В Базеле я нанял себе комнату в предместье, распаковал свои пожитки и принялся за работу; мне было приятно жить в тихом городе, где меня не знает ни один человек. Связи с газетами и журналами не были еще порваны, и я мог работать и жить. Первые недели прошли хорошо и спокойно, но потом снова мало-помалу вернулась прежняя грусть, овладевала мною целыми днями и неделями и не исчезала даже за прилежной работой. Кто не испытал на себе самом, что значить грусть, тот не знает ее. Как мне ее описать? У меня было чувство ужасающего одиночества. Между мной и людьми, жизнью города, площадей, домов и улиц была все время широкая пропасть. Случались огромные катастрофы, в газетах появлялись важные известия, – мне до всего этого не было дела. Устраивались празднества, хоронили покойников, давали концерты, – зачем? для чего? Я выбегал из города, скитался по лесам, холмам и дорогам, вокруг меня с безропотной грустью молчали луга, деревья и пашни, смотрели на меня участливым взором и хотели мне что-то сказать, пойти мне навстречу, протянуть мне руку сочувствия. Но продолжали стоять неподвижно и молча: я понимал их муки и страдал вместе с ними, так как не мог облегчить их тягостной участи. Наконец, я отправился к врачу и отнес ему свои подробные заметки, в которых старался описать свои муки. Он прочел их, задал мне несколько вопросов и выслушал.

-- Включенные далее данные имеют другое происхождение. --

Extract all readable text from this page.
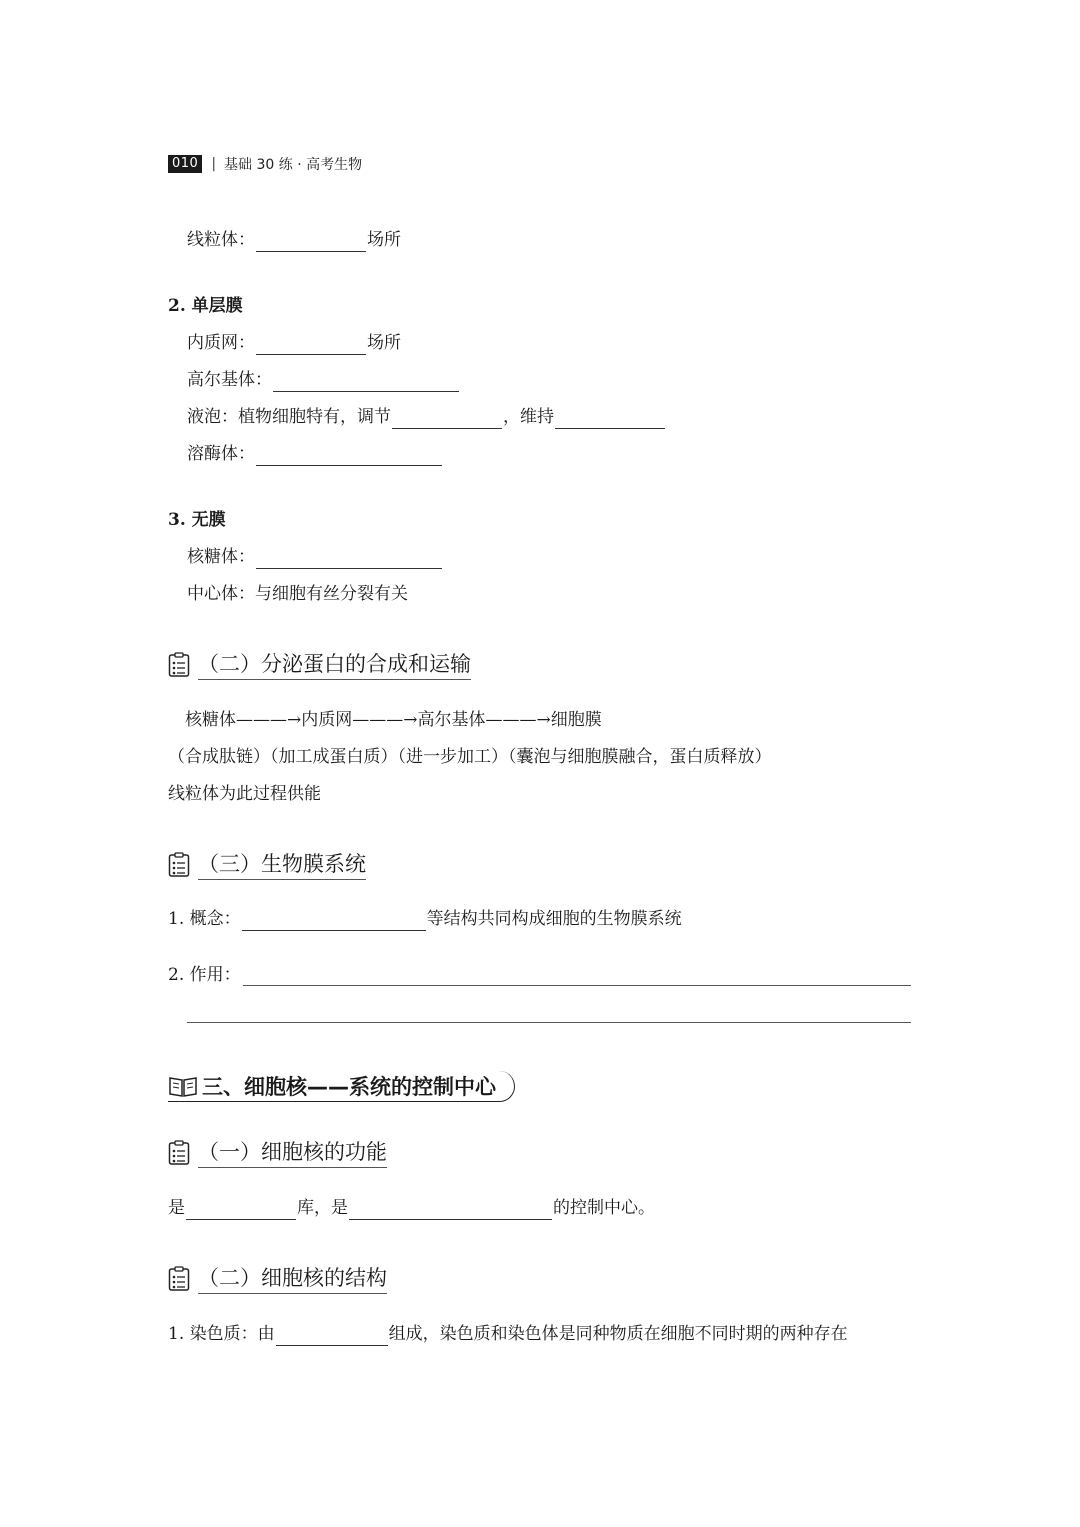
010 | 基础 30 练 · 高考生物
线粒体：	场所
2. 单层膜
内质网：	场所
高尔基体：
液泡：植物细胞特有，调节	，维持
溶酶体：
3. 无膜
核糖体：
中心体：与细胞有丝分裂有关
（二）分泌蛋白的合成和运输
核糖体———→内质网———→高尔基体———→细胞膜
（合成肽链）（加工成蛋白质）（进一步加工）（囊泡与细胞膜融合，蛋白质释放）
线粒体为此过程供能
（三）生物膜系统
1. 概念：	等结构共同构成细胞的生物膜系统
2. 作用：
三、细胞核——系统的控制中心
（一）细胞核的功能
是	库，是	的控制中心。
（二）细胞核的结构
1. 染色质：由	组成，染色质和染色体是同种物质在细胞不同时期的两种存在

– Вы вполне здоровы, – похвалил он, – во всяком случае физически. Старайтесь развлечься чтением или музыкой.
– В силу своей профессии я и так читаю каждый день много книг.
– Вам необходимо побольше движения на свежем воздухе.
– Я и так ежедневно хожу три, четыре часа, а в свободное время еще вдвое больше. – В таком случае вы должны принудить себя быть побольше на людях. Вы ведь действительно рискуете стать нелюдимом.
– Что же в этом особенного?
– Чем упорнее ваше нежелание бывать в обществе, тем больше вы должны принуждать себя видеть людей. Ваше состояние я не считаю болезнью. Но если вы не измените свою жизнь, то в конце концов действительно потеряете рассудок.
Врач был умным, симпатичным человеком. Ему стало жалко меня. Он познакомил меня с одним ученым, в доме которого бывало много народа. Я отправился туда. Имя мое им было знакомо, меня встретили очень любезно, даже радушно, и я часто потом заходил в этот дом.